Outlook or Mozilla Filters
On September 15th, 2007 Swarovski Havaianas (not verified) says:
We had struggled to keep up with spam however with Mozilla yuo can effectively reduce 90% of the reoccurring spam easily. If you havent tried it its worth the download. Similar to Outlook aswell.
Not Working
On September 14th, 2007 Wild Solos (not verified) says:
It's not working we need a new approach.
My mail is always getting
On September 14th, 2007 Florida Bungalow (not verified) says:
My mail is always getting clogged up.It wastes so much time.I miss excellent property investments because of my filters.
CAN-SPAM
On September 11th, 2007 Dan Fish (not verified) says:
The CAN-SPAM act is not a perfect law. It is a start and has given companies like AOL the legal teeth to go after spammers. The threat of imprisonment will not be enough to stop spammers since we can see parallels in other criminal arenas as well (organized crime for instance.)

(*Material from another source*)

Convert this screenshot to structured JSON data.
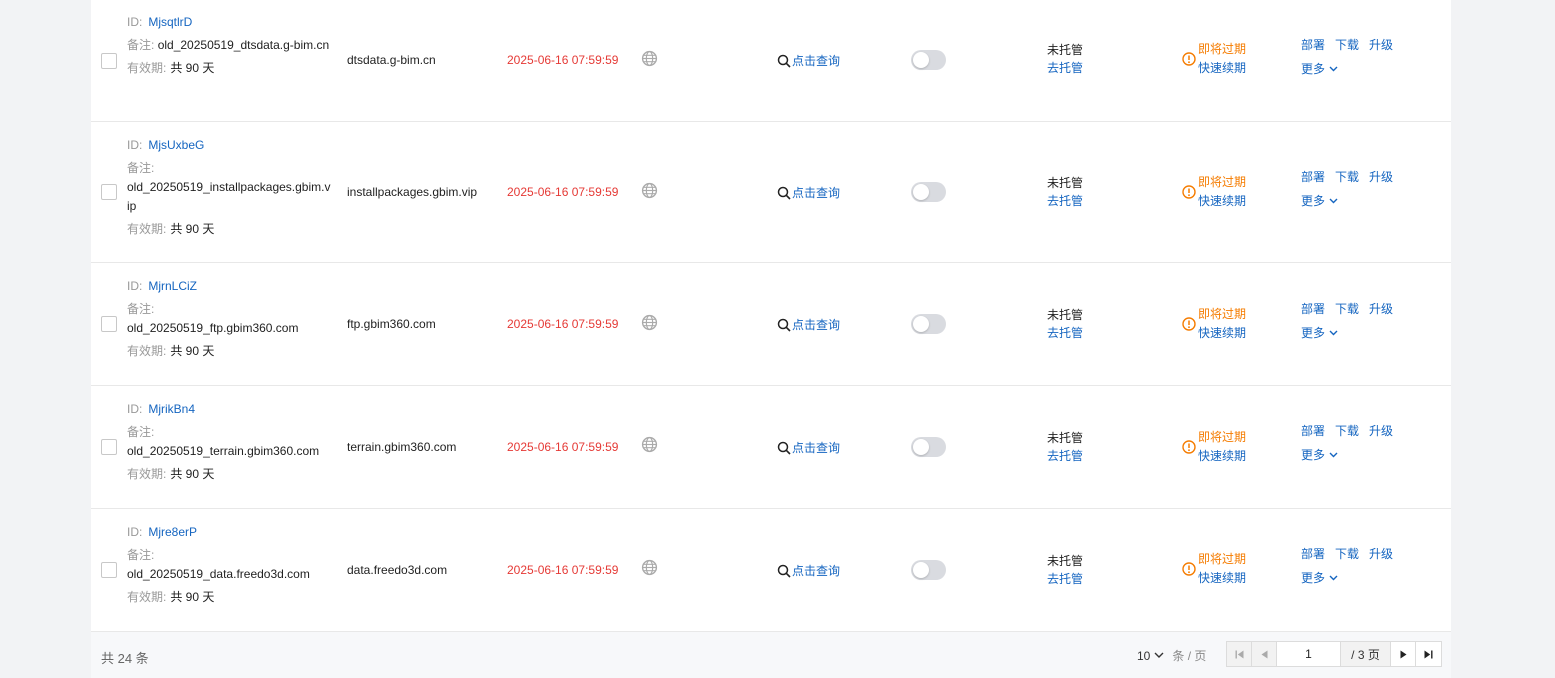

What the laws help to do is deter some people from starting down that road, however there is a basic problem that laws do not overcome, people are always going to seek a quick buck and there will be people who do it regardless of the consequences. The more expensive you make the proposition the less likely someone will engage in that sort of behavior, but it will then boil down to risk analysis, how much of a risk do I run doing X in order to gain Y, a process with which I am sure many reading this column are familiar.

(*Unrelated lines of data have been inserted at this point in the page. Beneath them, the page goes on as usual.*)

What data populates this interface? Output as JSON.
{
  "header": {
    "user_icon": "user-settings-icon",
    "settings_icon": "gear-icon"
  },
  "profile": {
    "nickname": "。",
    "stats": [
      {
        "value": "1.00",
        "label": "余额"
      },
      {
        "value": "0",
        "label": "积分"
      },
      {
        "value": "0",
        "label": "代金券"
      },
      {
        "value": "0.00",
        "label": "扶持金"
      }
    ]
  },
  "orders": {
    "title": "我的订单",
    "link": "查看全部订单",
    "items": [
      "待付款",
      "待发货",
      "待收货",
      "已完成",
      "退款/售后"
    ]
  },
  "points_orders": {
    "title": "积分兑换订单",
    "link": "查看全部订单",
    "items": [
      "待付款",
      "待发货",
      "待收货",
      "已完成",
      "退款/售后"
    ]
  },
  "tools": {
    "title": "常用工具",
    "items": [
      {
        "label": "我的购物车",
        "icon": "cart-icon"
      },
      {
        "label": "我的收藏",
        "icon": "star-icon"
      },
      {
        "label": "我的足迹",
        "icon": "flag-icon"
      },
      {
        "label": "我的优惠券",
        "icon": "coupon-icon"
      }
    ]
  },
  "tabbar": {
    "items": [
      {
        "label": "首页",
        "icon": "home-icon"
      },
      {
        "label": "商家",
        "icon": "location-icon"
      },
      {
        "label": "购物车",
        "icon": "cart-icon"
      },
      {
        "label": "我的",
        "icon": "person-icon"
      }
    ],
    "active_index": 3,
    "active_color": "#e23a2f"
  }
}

These spammers have lots and lots of money and can fend of legal trials for years and years, and unless someone going into the effort has even more money and can make the spammers use lawyers (which causes them to burn through some of that cash) jail time and criminal penalties under this law are much more helpful to have in place.
I do agree that the DMA approach is not sonsumer friendly and an opt in approach should be taken, however if the government creates a do-not-email list that list will simply be used by the same spammers to send more spam. They will simply start shifting all their efforts off-shore for more protection if not shifting themselves off-shore as well. This wil be the real problem in the future. Then we will have to deal strictly in the technological realm.
Overwhelming Spam
On September 6th, 2007 New York Hotels (not verified) says:
There are some email accounts I don't even check anymore because of all the spam we get. It's insane! You can't put your email address on your website without just getting added to countless spam email lists.
Forum Spam
On September 6th, 2007 An Internet Marketer (not verified) says:
I hate email spam with a passion... but I actually hate forum spammers even worse. I don't know if Can Spam has anything to do with that... but if it does then it definitely doesn't work. Forum spam is EVERYWHERE! I run quite a few forums and it's extremely frustrating how often I have to deal with spam...
I agree (forum spam)
On September 12th, 2007 Baby Forum (not verified) says:
Forum spam has been killing our baby forum ... then we finally got it fixed (a better anti spam mod) when suddenly our forum started being hacked into - and spammers would put all of their spam links on the very top of the forum and actually break the forum in the process! Argh. Running a forum is a difficult thing because of spammers... Email spam sucks too but it's at least easier to ignore?
Spam
On September 4th, 2007 PS3 Advisor (not verified) says:
It wastes so much of my time.Besides that I often miss important emails because of my filters.It's not getting better!I think we need a united global approach
Spam e-mails...
On September 12th, 2007 factory (not verified) says:
Spam e-mails should be, should not be outlawed - Or: can, can not be outlawed, are examples of persuasive speech topic variants.
As much spam as ever.
On August 31st, 2007 Weird Biz (not verified) says:
Personally I get as much spam as ever. My Yahoo email accounts don't do much at all about it... but Gmail does a good job.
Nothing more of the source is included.